Consumers often lack the full information when making purchasing decisions about a variety of products, from day-to-day items to luxuries such as holidays, resulting in poor choices, and superior products losing out on sales, a recent study suggests.The problem is exacerbated as consumers are required to put a great deal of time and effort into acquiring the necessary additional information to make the best choice.
“Facing an abundance of product choices, and with only limited time and attention to evaluate, consumers have to quickly come to grips with how much and what type of information to acquire and pay attention to, and what to ignore. They then make purchasing decisions based on partial information, therefore it’s quite possible that consumers routinely make the wrong choices,” said Tamer Boyaci, lead researcher of the study.
To tackle this, a team of researchers devised a model that can help retailers and companies to market their products more effectively, by enabling them to better judge how much and what types of product information to make available to customers.
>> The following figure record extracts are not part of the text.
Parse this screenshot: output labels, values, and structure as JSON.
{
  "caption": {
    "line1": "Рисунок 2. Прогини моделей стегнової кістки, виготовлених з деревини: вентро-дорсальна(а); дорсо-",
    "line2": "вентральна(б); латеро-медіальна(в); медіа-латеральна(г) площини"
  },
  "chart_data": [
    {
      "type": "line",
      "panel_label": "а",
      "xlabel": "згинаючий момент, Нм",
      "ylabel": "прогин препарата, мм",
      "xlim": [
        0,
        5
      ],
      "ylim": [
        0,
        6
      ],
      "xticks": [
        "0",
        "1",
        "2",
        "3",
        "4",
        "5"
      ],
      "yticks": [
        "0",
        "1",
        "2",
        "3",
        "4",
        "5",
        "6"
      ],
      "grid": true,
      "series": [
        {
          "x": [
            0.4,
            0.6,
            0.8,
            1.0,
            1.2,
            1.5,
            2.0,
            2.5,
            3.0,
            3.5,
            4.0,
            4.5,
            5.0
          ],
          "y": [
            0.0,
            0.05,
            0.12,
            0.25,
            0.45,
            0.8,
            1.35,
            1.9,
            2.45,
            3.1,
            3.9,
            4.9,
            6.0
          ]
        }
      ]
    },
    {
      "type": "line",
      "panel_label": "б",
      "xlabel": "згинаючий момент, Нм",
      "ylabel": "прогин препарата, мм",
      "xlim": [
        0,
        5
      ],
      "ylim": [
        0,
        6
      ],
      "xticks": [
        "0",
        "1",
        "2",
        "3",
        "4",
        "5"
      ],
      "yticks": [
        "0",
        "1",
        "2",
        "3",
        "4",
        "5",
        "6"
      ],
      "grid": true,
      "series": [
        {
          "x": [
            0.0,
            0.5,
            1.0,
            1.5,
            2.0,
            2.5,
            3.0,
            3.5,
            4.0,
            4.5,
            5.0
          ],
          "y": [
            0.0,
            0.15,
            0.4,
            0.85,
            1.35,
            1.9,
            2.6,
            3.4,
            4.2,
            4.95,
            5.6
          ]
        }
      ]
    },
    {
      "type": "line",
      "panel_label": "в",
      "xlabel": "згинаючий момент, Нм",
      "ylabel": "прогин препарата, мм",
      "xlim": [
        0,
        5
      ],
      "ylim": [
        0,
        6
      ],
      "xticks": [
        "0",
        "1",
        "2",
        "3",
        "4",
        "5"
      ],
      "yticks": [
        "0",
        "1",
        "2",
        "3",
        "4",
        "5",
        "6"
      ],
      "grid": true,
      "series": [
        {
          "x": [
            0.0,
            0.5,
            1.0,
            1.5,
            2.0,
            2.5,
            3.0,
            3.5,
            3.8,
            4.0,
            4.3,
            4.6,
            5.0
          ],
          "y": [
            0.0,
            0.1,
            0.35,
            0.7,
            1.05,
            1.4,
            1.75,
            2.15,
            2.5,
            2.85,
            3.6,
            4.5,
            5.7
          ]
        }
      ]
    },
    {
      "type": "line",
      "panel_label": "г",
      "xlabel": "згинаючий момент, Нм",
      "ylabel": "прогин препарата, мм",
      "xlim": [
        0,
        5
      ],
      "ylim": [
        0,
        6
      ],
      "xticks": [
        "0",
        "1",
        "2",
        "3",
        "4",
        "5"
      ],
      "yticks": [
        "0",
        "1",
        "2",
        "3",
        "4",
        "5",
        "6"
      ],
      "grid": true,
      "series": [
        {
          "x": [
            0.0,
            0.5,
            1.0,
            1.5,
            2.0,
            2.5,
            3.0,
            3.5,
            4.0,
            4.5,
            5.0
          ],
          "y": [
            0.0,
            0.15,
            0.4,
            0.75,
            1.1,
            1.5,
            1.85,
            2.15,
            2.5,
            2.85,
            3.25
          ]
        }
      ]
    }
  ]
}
The Consumer Choice Model measured how decisions were made by consumers when given a set of alternative products to consider in their purchasing activities.
The results show that, in instances where similar items were compared and the information costs were lower, consumers preferred to select the item which provided the easiest access to further information, regardless of whether the other product was superior, as they felt more confident with their decision. In instances where hard-to-evaluate products were perceived as less attractive, the model proved that simply improving the provision of information to customers could significantly improve sales.